The constraint is that seeds together cannot exceed 32 bytes per seed and the total seed count is capped at 16. That's plenty for almost any indexing scheme you'd want, and it's a small price for the architectural simplicity.
Storing the bump
One last practical detail. When you initialize a PDA account, you'll usually store the canonical bump as a field on the account itself. The next instruction that needs to sign for this PDA can read the bump from the account in one fetch instead of running find_program_address again. The savings add up: a single find_program_address can cost 1,500 to 12,000 compute units depending on how many bumps it has to try, while reading a stored bump from an already-loaded account is essentially free.
The convention shows up in account structs as a field like pub bump: u8, populated in the init instruction by the value Anchor computed, and read back in every subsequent instruction via bump = state.bump on the seeds constraint. This is the standard idiom and worth adopting from your first program.

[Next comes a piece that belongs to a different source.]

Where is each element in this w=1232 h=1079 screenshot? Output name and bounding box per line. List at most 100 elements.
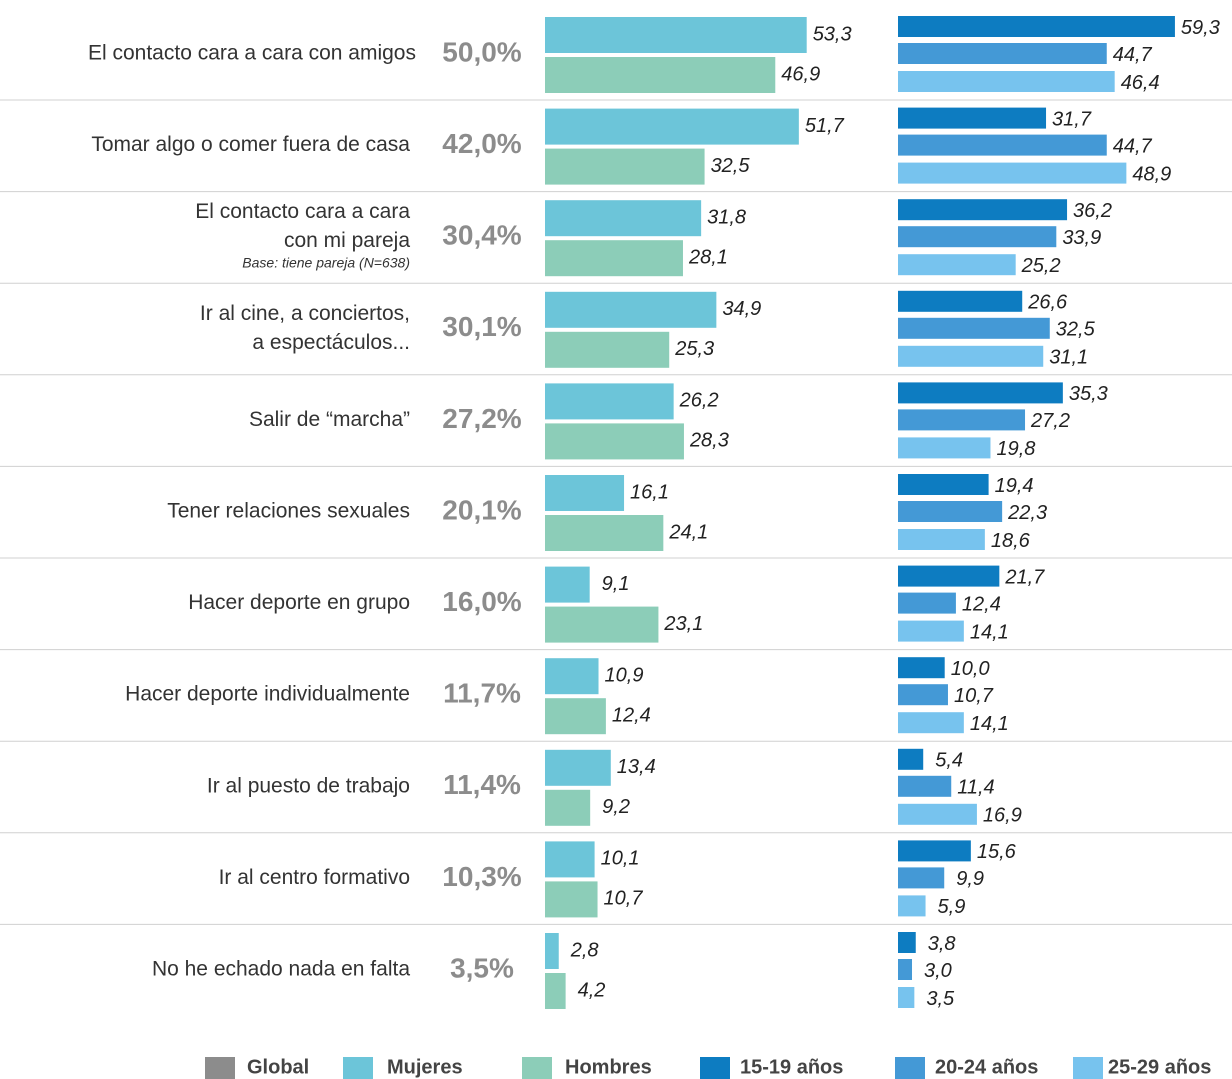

What a PDA does and doesn't change
A PDA does not change anything about the account model. The account at a PDA still has the same five fields: lamports, data, owner, executable, and an address. Reading from it works exactly the way reading from any account works. Writing to it requires it to be owned by the program, exactly the way any program-owned account requires.
What changes is who can sign for it. A normal account's signature comes from a keypair. A PDA's "signature" comes from a program re-deriving the seeds inside a cross-program invocation. The runtime treats the two as equivalent for authorization purposes.
That sentence is the whole conceptual core. Once you've internalized it, every PDA pattern in real Solana code follows: programs creating accounts they own, programs signing for token transfers, programs maintaining per-user state without storing a key per user, programs holding pool funds without anyone holding the pool's key.